"Reiteramos nuestro llamamiento a un alto el fuego inmediato y a un acceso humanitario sin trabas. Todas las partes en conflicto tienen la estricta obligación legal y moral de acatar los principios del derecho internacional humanitario y a la humanidad elemental", dijeron la UE y la UA en un comunicado conjunto.

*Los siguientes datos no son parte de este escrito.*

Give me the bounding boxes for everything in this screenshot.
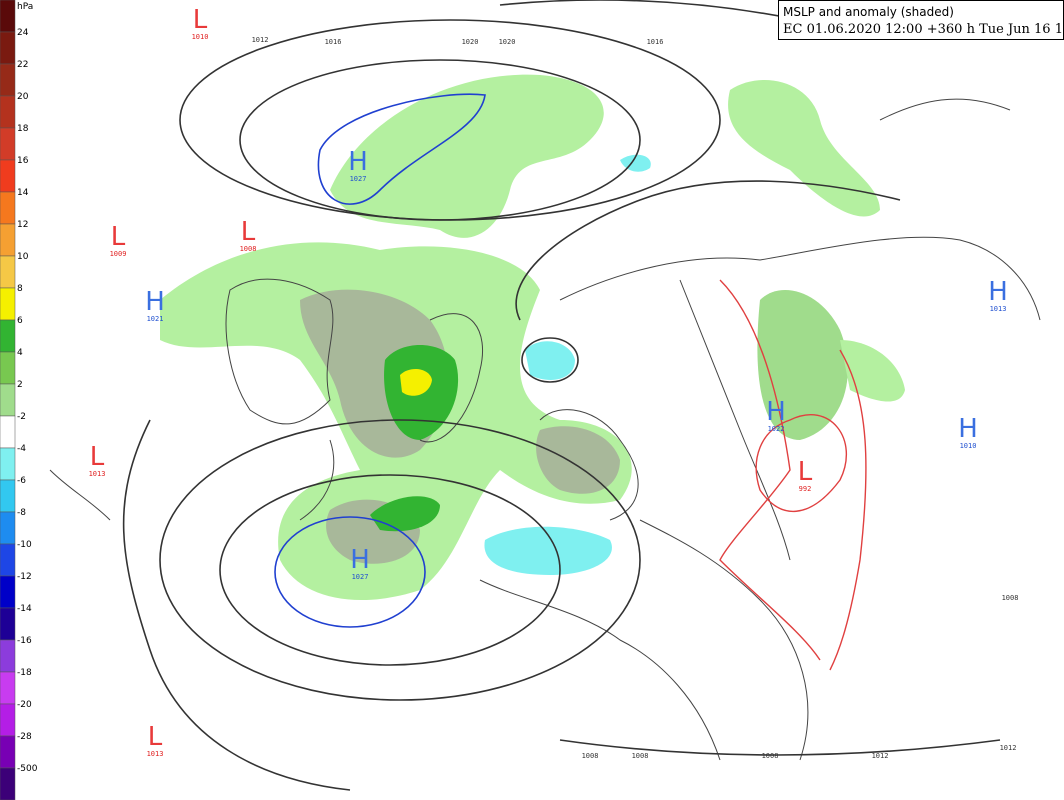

Tanto la comisaria europea de Igualdad, Preparación y Gestión de Crisis, Hadja Lahbib, como la comisaria de Salud, Asuntos Humanitarios y Desarrollo Social del bloque africano, la embajadora Amma Twum-Amoah, expresaron su preocupación por las consecuencias humanitarias que afectan a más de 605.000 personas en la ciudad de Al Obeid y zonas rurales circundantes.
Según datos de la UE y la UA, al menos 563.000 civiles "se encuentran atrapados" en Al Obeid, entre ellos unos 105.000 desplazados que ya huyeron de la violencia en otros lugares, aunque las autoridades sudanesas indicaron que la población se ha duplicado en los últimos meses y alcanza los 1,2 millones de personas.
Las comisarias de los bloques regionales reclamaron que los paramilitares de las Fuerzas de Apoyo Rápido (FAR) cesen de inmediato las operaciones militares en Al Obeid y sus alrededores que pongan en peligro a civiles.
"En primer lugar, un alto el fuego es esencial para evitar un mayor sufrimiento de la población civil y prevenir otra ola de desplazamientos. Segundo, debe garantizarse el acceso humanitario. Tercero, los responsables de las violaciones deben rendir cuentas. Los civiles no pueden seguir pagando el precio de la impunidad", enumeraron.
Lahbib y Twum-Amoah afirmaron que "son las partes en conflicto quienes deben hacer cumplir las normas de la guerra, convertirlas en realidad y salvar vidas".
Al Obeid es un centro neurálgico crucial para las operaciones de ayuda en todo Kordofán, y cualquier interrupción de las rutas de acceso cortaría una línea de asistencia humanitaria para cientos de miles de personas.
En las últimas semanas se han intensificado los ataques contra gasolineras y depósitos de combustible, zonas de mercado, instalaciones sanitarias, convoyes comerciales y barrios residenciales, infraestructuras civiles protegidas por el derecho internacional humanitario.
La ciudad es uno de los pocos lugares en manos del Ejército sudanés en Kordofán del Norte, además de ser estratégica porque conecta la capital, Jartum, y el centro del país con Darfur y alberga la 5ª División de Infantería, que funciona como centro logístico y militar.
Tanto el Ejército de Sudán como las FAR, enfrentados desde abril de 2023, han sido acusados por oenegés locales e internacionales de cometer atrocidades en las zonas bajo su control, así como de atacar con artillería o drones localidades e instalaciones civiles.
El conflicto en Sudán ha provocado la muerte de decenas de miles de personas -hasta 400.000, según estimaciones de Estados Unidos- y ha obligado a alrededor de 14 millones a abandonar sus hogares, convirtiendo al país africano en el escenario de la peor crisis de desplazamiento y hambre del mundo, de acuerdo con la ONU.